Screen Saver
Contributed by Jennifer Harrison
Protecting fish in the Sacramento Valley takes time and teamwork. This was keenly apparent on a recent morning along the Feather River in South Sutter County just outside Montna Farms. The event? Instillation of a modern, new fish screen to protect Chinook Salmon and Steelhead Trout. The project, officially known as Garden Highway Mutual Water Company Fish Screen, was over a decade in the making.
Screen Time
A fish screen is a barrier between fish in the river and intake structure pumps used to divert water out of the river.
“From records that I can see this pumping station was built in the 1940’s” explained Jon Munger, Manager of Garden Highway Mutual Water Company and Vice President of Operations of Montna Farms. Montna Farms is a rice grower in the region and a landowner in the water company delivering water to other landowners in the area, they depend on water from this river to irrigate crops and thus grow food.
“This big trash grate, that’s what used to be on the pump, it was just designed to keep leaves, sticks and branches from going in the pump,” said Russell Berry IV, Owner and President of Intake Screens Incorporated whose team designed and retrofitted the existing structure with a modern fish screen. There is a science behind this business. A lot of math too.
“When we design a screen to comply with the state and federal criteria, we use a wedge wire screen, which has a 1.75 mm slot. This is about the thickness of a quarter and keeps any fish from entering the intake. Also, the screens are designed to have low approach velocity of .33 feet per second. For every cubic foot of water, we will have at least 3 square feet of screen surface” added Berry.

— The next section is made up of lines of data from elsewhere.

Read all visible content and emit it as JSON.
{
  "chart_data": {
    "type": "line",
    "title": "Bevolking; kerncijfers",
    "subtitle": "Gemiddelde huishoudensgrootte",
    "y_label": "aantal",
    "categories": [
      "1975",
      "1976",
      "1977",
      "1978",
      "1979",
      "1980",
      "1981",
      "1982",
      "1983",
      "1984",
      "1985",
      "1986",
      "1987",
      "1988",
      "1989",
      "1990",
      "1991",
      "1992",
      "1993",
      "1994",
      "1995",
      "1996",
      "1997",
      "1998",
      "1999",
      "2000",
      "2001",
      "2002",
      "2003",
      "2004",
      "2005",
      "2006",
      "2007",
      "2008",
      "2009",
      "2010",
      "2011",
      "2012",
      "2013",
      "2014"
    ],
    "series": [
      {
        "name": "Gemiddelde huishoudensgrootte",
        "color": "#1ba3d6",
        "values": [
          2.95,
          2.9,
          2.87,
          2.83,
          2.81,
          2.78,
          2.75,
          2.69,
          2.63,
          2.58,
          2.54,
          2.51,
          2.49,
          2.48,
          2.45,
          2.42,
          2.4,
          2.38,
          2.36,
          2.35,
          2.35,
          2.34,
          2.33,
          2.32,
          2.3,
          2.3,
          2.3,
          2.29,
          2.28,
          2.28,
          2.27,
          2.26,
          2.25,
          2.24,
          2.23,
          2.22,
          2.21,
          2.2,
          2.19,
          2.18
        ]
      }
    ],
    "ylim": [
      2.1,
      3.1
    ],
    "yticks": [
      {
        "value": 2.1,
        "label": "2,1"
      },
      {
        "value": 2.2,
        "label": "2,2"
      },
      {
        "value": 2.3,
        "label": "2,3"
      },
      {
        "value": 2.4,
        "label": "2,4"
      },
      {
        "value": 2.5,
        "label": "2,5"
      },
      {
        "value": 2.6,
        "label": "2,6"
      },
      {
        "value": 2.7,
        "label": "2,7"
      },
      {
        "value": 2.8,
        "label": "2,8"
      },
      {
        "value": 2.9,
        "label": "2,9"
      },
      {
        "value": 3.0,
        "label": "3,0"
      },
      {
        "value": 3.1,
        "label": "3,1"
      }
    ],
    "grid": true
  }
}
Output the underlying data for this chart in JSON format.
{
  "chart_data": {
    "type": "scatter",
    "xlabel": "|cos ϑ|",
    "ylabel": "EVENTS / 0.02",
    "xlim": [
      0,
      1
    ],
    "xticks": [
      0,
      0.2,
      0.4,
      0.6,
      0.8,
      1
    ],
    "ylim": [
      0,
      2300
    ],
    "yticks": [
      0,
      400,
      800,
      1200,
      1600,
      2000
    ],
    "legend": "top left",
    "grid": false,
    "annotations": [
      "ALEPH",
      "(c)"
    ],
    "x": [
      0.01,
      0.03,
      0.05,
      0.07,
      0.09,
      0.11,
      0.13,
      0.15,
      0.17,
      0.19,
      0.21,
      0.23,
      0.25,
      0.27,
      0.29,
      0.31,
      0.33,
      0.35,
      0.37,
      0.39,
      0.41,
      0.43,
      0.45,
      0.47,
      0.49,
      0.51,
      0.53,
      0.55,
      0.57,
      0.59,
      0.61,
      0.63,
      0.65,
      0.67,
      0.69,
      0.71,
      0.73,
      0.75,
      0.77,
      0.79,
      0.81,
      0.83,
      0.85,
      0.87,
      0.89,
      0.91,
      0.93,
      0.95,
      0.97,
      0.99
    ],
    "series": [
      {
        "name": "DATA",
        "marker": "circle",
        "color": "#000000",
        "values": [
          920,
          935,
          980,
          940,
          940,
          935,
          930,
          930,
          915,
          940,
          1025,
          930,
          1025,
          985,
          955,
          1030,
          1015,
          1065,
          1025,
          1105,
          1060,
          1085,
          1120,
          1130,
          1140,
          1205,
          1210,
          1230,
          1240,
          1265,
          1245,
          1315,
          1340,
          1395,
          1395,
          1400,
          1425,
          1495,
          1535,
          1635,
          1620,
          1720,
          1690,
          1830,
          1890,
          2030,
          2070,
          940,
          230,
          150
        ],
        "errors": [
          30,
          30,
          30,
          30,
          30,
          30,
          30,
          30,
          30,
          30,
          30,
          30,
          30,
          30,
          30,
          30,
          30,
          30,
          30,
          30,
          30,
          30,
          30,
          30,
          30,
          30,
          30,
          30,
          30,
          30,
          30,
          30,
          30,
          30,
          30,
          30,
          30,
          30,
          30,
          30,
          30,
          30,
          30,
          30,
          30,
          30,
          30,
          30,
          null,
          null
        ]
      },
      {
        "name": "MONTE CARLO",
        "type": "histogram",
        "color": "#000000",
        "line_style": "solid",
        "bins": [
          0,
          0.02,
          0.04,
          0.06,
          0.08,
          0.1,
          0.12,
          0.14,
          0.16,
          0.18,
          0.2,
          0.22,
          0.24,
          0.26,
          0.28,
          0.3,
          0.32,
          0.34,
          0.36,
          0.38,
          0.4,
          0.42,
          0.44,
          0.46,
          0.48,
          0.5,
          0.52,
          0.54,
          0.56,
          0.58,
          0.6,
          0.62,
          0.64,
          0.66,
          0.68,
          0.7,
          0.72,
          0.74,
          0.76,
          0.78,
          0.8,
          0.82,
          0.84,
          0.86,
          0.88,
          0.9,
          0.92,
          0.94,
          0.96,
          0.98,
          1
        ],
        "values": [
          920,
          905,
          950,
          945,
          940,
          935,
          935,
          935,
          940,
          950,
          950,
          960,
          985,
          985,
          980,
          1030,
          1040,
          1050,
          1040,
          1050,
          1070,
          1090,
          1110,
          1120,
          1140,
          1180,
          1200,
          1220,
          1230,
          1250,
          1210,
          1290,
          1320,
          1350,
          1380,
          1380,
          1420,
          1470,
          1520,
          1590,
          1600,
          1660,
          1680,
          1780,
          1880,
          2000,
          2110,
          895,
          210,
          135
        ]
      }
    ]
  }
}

Compliance, Cooperation and Time
Fish screens are nothing new in the Sacramento Valley, products of the Endangered Species Act Congress passed in the 1970s, as detailed by Ashley Indrieri, Program Manager with Family Water Alliance.
“There’s been a prioritization through the state and federal government of screening larger diversions, and this was one of the larger ones that was probably left unscreened because of engineering and design complications, not the landowner, who has been very proactive for decades. It was not an easy one. Had it been easy, it would have been done a decade ago.”
Munger agrees.
“It took several entities over several years to get to the point where we are today, figuring out, with all our feasibility studies and working with a team: Family Water Alliance, NCWA, California Fish and Game, Bureau of Reclamation, our engineers, quite a team to put together, it took a lot of partners.”
The pump’s location (it is on a long intake channel, as opposed to being on the main body of the river), permitting and funding all contributed to the lengthy timeline. Funding came from the Bureau of Reclamation, California Department of Fish and Wildlife and through Garden Highway Mutual Water Company itself.
Back on the banks of the river, a large crane lifts the shiny new fish screen into place, and Chief Operation Officer of Family Water Alliance Nadine Bailey puts it best.
“These projects are a perfect example of forward thinking, environmentally conscious work that’s been going on for the last couple decades on the Sacramento and Feather River.”